Always verify cluster status after any topology change; do not assume Group Replication has converged until the AdminAPI reports all members as ONLINE.
Operational best practice
Step 5: Configure MySQL Router
MySQL Router provides a stable endpoint for applications, routing writes to the primary and reads to replicas (if configured).
Install MySQL Router on an application host or one of the DB nodes (for labs):
sudo apt-get install mysql-router
Bootstrap Router from the Cluster Metadata
On the Router host, run:
mysqlrouter --bootstrap cluster_admin@db1:3306 \
--directory /var/lib/mysqlrouter \
--user mysqlrouter
This connects to the InnoDB Cluster, reads its metadata, and creates a router configuration with separate endpoints for read-write and read-only traffic.

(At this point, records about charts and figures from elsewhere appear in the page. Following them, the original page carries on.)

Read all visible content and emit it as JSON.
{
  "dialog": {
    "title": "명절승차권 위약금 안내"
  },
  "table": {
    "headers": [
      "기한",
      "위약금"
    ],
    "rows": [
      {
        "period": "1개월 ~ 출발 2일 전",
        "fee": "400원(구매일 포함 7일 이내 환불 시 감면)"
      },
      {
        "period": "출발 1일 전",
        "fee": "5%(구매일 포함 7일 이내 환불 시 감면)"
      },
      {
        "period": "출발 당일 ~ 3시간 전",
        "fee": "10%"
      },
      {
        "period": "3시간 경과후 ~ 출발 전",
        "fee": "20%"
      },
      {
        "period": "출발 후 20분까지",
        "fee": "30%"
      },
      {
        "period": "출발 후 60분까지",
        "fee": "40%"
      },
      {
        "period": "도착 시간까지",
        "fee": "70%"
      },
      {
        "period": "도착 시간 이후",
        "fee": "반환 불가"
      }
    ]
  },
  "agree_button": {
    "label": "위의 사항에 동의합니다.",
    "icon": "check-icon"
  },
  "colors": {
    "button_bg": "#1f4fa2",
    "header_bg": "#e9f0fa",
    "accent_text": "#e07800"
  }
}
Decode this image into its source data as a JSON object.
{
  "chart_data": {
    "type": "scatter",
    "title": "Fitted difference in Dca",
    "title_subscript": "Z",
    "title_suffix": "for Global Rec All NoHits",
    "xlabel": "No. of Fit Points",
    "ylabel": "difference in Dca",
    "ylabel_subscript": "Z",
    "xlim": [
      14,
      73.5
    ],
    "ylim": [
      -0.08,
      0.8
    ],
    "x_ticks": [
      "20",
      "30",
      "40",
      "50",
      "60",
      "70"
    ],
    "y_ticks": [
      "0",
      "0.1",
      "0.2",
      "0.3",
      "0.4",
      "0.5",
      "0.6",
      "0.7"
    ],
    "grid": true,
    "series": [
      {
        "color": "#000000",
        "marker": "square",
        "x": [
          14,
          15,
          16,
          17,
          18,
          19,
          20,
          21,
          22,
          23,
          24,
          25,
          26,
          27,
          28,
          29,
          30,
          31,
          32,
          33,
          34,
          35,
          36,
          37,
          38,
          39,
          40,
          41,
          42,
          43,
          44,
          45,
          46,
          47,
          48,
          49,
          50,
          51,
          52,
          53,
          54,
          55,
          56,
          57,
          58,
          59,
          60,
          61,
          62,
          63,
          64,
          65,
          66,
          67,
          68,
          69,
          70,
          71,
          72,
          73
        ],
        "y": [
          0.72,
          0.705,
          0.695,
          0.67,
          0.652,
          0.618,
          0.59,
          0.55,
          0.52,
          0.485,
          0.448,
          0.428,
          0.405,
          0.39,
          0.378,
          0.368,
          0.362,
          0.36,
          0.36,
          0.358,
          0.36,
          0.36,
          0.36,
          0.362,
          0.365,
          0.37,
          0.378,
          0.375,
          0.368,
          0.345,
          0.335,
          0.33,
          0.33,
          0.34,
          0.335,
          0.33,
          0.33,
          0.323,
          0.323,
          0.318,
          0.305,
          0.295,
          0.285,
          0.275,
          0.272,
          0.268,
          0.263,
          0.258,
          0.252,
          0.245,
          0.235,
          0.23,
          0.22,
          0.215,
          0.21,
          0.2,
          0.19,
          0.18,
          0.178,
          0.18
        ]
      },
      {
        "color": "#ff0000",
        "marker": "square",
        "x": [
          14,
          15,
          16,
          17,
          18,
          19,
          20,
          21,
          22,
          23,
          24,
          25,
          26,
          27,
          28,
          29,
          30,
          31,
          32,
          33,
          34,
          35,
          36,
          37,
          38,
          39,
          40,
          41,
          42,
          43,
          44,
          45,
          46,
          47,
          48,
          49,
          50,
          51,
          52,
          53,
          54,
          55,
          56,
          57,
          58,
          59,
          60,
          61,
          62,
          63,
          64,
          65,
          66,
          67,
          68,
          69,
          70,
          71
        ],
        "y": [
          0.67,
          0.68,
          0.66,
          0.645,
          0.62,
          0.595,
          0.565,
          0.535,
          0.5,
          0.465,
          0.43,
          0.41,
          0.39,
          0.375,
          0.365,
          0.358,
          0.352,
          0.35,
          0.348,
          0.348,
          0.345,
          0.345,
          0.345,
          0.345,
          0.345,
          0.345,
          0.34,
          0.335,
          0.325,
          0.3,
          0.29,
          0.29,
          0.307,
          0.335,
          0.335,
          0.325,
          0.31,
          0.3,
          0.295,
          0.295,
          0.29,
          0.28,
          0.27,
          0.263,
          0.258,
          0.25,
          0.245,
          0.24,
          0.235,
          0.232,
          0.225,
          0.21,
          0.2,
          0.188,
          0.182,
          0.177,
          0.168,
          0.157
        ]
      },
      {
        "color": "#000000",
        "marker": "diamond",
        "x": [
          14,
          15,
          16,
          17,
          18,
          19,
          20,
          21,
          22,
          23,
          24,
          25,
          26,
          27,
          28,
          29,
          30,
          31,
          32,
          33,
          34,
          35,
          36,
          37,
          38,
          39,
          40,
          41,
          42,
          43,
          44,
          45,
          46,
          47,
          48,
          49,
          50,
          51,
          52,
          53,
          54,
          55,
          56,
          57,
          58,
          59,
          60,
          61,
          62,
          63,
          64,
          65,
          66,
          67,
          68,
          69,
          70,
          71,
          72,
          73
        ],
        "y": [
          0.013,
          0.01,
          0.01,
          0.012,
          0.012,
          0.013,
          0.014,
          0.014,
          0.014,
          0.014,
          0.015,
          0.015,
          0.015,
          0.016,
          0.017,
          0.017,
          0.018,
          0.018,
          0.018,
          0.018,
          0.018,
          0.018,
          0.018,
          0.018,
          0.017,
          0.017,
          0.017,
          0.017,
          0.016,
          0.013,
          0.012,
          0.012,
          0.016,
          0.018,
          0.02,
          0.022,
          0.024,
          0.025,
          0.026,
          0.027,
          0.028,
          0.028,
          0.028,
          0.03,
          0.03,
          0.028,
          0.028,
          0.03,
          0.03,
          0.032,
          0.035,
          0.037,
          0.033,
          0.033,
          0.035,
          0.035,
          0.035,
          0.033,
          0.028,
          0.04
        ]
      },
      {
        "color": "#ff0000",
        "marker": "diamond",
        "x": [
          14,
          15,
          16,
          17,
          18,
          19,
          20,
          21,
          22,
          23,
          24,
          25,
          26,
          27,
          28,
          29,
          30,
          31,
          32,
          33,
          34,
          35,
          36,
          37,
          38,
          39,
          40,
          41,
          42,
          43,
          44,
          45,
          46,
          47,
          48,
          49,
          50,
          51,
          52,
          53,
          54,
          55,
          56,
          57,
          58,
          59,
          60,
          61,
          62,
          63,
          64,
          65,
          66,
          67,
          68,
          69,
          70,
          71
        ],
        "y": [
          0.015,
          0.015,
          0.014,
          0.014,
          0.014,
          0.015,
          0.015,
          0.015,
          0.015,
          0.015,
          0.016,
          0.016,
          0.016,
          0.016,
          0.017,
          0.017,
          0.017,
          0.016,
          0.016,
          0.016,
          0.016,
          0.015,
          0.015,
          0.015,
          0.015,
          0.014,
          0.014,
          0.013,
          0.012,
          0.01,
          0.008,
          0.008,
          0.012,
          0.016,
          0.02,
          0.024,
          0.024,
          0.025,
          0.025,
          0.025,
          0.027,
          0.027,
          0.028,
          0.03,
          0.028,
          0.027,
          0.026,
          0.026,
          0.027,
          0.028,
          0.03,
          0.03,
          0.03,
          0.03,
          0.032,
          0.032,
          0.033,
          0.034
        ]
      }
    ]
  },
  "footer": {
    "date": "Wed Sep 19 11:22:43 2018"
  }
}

Start and enable the Router service (command names may vary by packaging):
sudo systemctl enable mysqlrouter
sudo systemctl start mysqlrouter
Connect Applications via Router
Typically, Router exposes ports like:
- Read-write: 6446
- Read-only: 6447
Applications can then connect using:
mysql -u app_user -p -h router_host -P 6446
This keeps application configuration stable across failovers.
Step 6: Testing Failover
Once the cluster is up and Router is configured, test failover behaviour in a non-production environment.
- Identify the primary:
cluster.status();
- Connect an application or MySQL client through Router to the read-write port and perform some writes.
- Simulate a primary failure by stopping MySQL on the primary node:
sudo systemctl stop mysql
- Observe cluster status again and confirm a new primary is elected.
- Verify that writes through Router still succeed.
Warning: Do not perform failover tests on a production cluster during business hours. Always coordinate and test on staging first.
Best Practices and Operational Tips
Instance Sizing and Layout
- Use identical hardware and MySQL versions across nodes.
- Keep latency between nodes as low as possible; Group Replication is sensitive to network delays.
- Use three or more members for production; avoid even numbers when possible to simplify quorum behaviour.
Backups
- Take logical or physical backups from a non-primary node to reduce impact on the primary.
- Ensure GTID-consistent backups so they can be used to seed new members if needed.
- Regularly test backup restore procedures independently of the cluster.
Monitoring
- Monitor
cluster.status()output regularly via automation. - Track replication lag, network latency, and InnoDB metrics (buffer pool hit rate, log waits).
- Alert on member state changes (ONLINE, UNREACHABLE, OFFLINE).
Common Pitfalls
- Mixed storage engines: InnoDB Cluster relies on InnoDB; avoid MyISAM or other non-transactional engines for replicated data.
- Non-deterministic SQL: Statements must be deterministic with row-based replication; avoid relying on non-deterministic functions without care.
- Split-brain risk: Ensure proper network design and avoid manual interventions that could create multiple primaries.
- Ignoring error logs: Group Replication issues often surface in the MySQL error log; integrate them into your logging stack.
This article offers general technical guidance. Validate all configurations in a safe environment before applying them to production.
With these steps and practices, you can build a reliable MySQL InnoDB Cluster from scratch, then iterate on monitoring, backups, and automation to reach production-grade high availability.